Dika dan Daniel serentak masuk ke dalam kelas itu. Tiba-tiba kerah baju mereka ditarik oleh guru berhijab itu. "Kelas kalian bukan di sini, ya Allah," geram Bu Aisyah. Sontak membuat seisi kelas itu tertawa. Termasuk Mifta yang sedaritadi memperhatikan Daniel. Sedangkan Fio yang sudah bisa beraktivitas seperti biasa hanya menatap keduanya datar.

"Lah tadi 'kan Ibu sendiri yang nyuruh masuk kelas, kok malah kita yang ditarik-tarik sih, Bu?" tanya Dika sok polos.

"Terserah kalian saja, sekarang masuk ke kelas!
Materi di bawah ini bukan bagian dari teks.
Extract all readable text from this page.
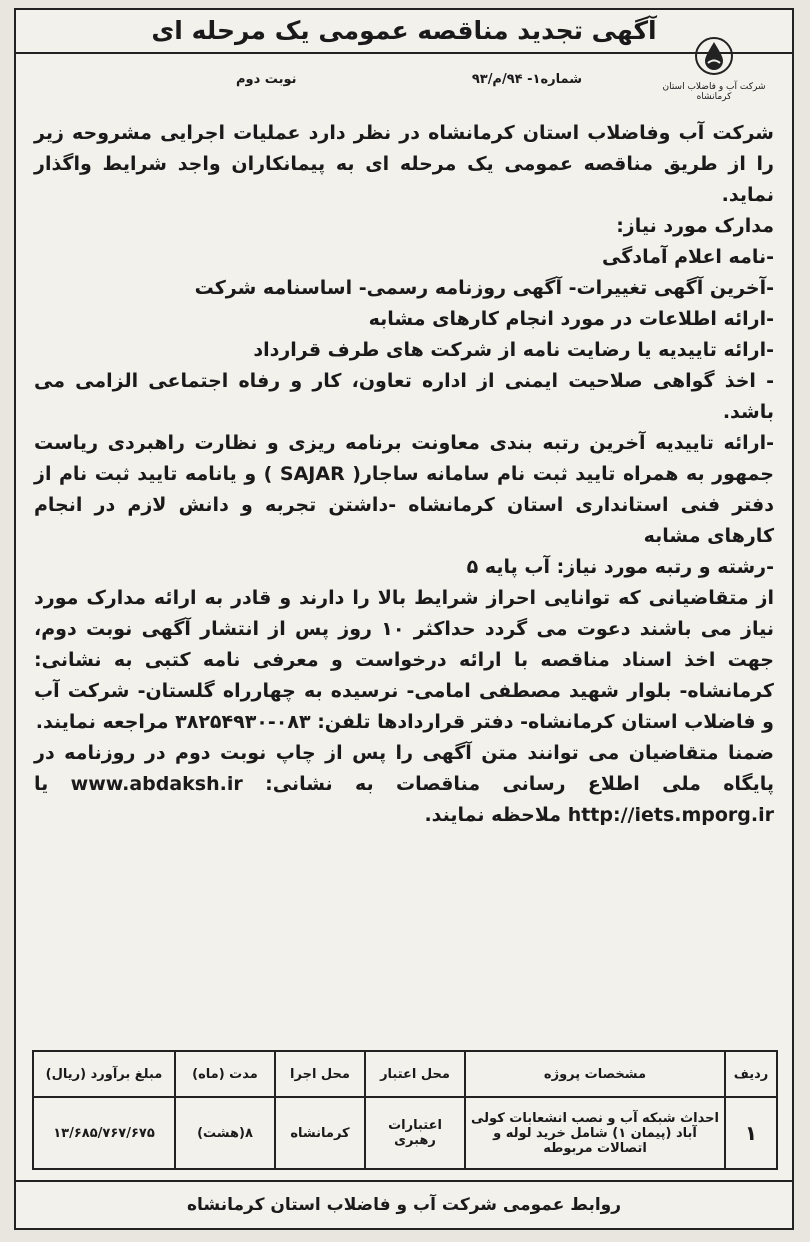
آگهی تجدید مناقصه عمومی یک مرحله ای
شرکت آب و فاضلاب استان کرمانشاه
شماره۱- ۹۴/م/۹۳
نوبت دوم

شرکت آب وفاضلاب استان کرمانشاه در نظر دارد عملیات اجرایی مشروحه زیر را از طریق مناقصه عمومی یک مرحله ای به پیمانکاران واجد شرایط واگذار نماید.

مدارک مورد نیاز:

-نامه اعلام آمادگی

-آخرین آگهی تغییرات- آگهی روزنامه رسمی- اساسنامه شرکت

-ارائه اطلاعات در مورد انجام کارهای مشابه

-ارائه تاییدیه یا رضایت نامه از شرکت های طرف قرارداد

- اخذ گواهی صلاحیت ایمنی از اداره تعاون، کار و رفاه اجتماعی الزامی می باشد.

-ارائه تاییدیه آخرین رتبه بندی معاونت برنامه ریزی و نظارت راهبردی ریاست جمهور به همراه تایید ثبت نام سامانه ساجار( SAJAR ) و یانامه تایید ثبت نام از دفتر فنی استانداری استان کرمانشاه -داشتن تجربه و دانش لازم در انجام کارهای مشابه

-رشته و رتبه مورد نیاز: آب پایه ۵

از متقاضیانی که توانایی احراز شرایط بالا را دارند و قادر به ارائه مدارک مورد نیاز می باشند دعوت می گردد حداکثر ۱۰ روز پس از انتشار آگهی نوبت دوم، جهت اخذ اسناد مناقصه با ارائه درخواست و معرفی نامه کتبی به نشانی: کرمانشاه- بلوار شهید مصطفی امامی- نرسیده به چهارراه گلستان- شرکت آب و فاضلاب استان کرمانشاه- دفتر قراردادها تلفن: ۰۸۳-۳۸۲۵۴۹۳۰ مراجعه نمایند.

ضمنا متقاضیان می توانند متن آگهی را پس از چاپ نوبت دوم در روزنامه در پایگاه ملی اطلاع رسانی مناقصات به نشانی: www.abdaksh.ir یا http://iets.mporg.ir ملاحظه نمایند.

ردیف	مشخصات پروژه	محل اعتبار	محل اجرا	مدت (ماه)	مبلغ برآورد (ریال)
۱	احداث شبکه آب و نصب انشعابات کولی آباد (پیمان ۱) شامل خرید لوله و اتصالات مربوطه	اعتبارات رهبری	کرمانشاه	۸(هشت)	۱۳/۶۸۵/۷۶۷/۶۷۵
روابط عمومی شرکت آب و فاضلاب استان کرمانشاه
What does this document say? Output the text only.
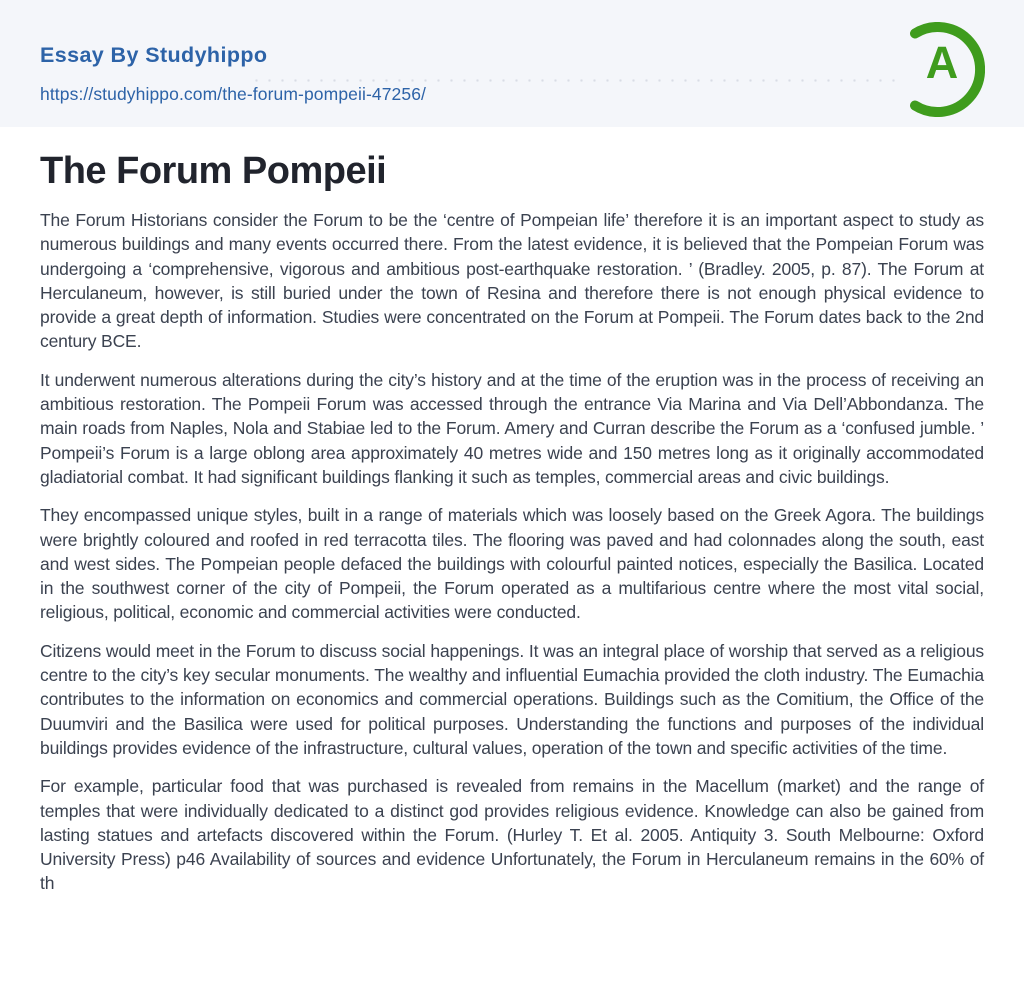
Essay By Studyhippo
https://studyhippo.com/the-forum-pompeii-47256/
A
The Forum Pompeii

The Forum Historians consider the Forum to be the ‘centre of Pompeian life’ therefore it is an important aspect to study as numerous buildings and many events occurred there. From the latest evidence, it is believed that the Pompeian Forum was undergoing a ‘comprehensive, vigorous and ambitious post-earthquake restoration. ’ (Bradley. 2005, p. 87). The Forum at Herculaneum, however, is still buried under the town of Resina and therefore there is not enough physical evidence to provide a great depth of information. Studies were concentrated on the Forum at Pompeii. The Forum dates back to the 2nd century BCE.

It underwent numerous alterations during the city’s history and at the time of the eruption was in the process of receiving an ambitious restoration. The Pompeii Forum was accessed through the entrance Via Marina and Via Dell’Abbondanza. The main roads from Naples, Nola and Stabiae led to the Forum. Amery and Curran describe the Forum as a ‘confused jumble. ’ Pompeii’s Forum is a large oblong area approximately 40 metres wide and 150 metres long as it originally accommodated gladiatorial combat. It had significant buildings flanking it such as temples, commercial areas and civic buildings.

They encompassed unique styles, built in a range of materials which was loosely based on the Greek Agora. The buildings were brightly coloured and roofed in red terracotta tiles. The flooring was paved and had colonnades along the south, east and west sides. The Pompeian people defaced the buildings with colourful painted notices, especially the Basilica. Located in the southwest corner of the city of Pompeii, the Forum operated as a multifarious centre where the most vital social, religious, political, economic and commercial activities were conducted.

Citizens would meet in the Forum to discuss social happenings. It was an integral place of worship that served as a religious centre to the city’s key secular monuments. The wealthy and influential Eumachia provided the cloth industry. The Eumachia contributes to the information on economics and commercial operations. Buildings such as the Comitium, the Office of the Duumviri and the Basilica were used for political purposes. Understanding the functions and purposes of the individual buildings provides evidence of the infrastructure, cultural values, operation of the town and specific activities of the time.

For example, particular food that was purchased is revealed from remains in the Macellum (market) and the range of temples that were individually dedicated to a distinct god provides religious evidence. Knowledge can also be gained from lasting statues and artefacts discovered within the Forum. (Hurley T. Et al. 2005. Antiquity 3. South Melbourne: Oxford University Press) p46 Availability of sources and evidence Unfortunately, the Forum in Herculaneum remains in the 60% of th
Atau saya laporkan ke wali kelas kalian?!" Ancamnya.

"Yaudadeh, kita pamit dulu ya, Bu," ucap Daniel sambil merangkul Dika untuk berjalan.

"Lo mau liat siapa sih tadi?"

"Mifta."

"Mifta? Mifta Taleetha maksud lo?"

Daniel mengangguk sambil tersenyum. "Iya. Mifta yang temen masa kecil lo itu, plus sahabatnya si Fio."

"Jadi lo naksir sama Mifta? Anjaaaaaay!" Dika tertawa. "Kejar deh, jangan sampe lepas," kata Dika sambil menepuk-nepuk punggung sahabatnya itu.

"Iya dong! Doain gue ya, teman!" Kemudian Daniel berlari meninggalkan Dika yang terkekeh melihatnya.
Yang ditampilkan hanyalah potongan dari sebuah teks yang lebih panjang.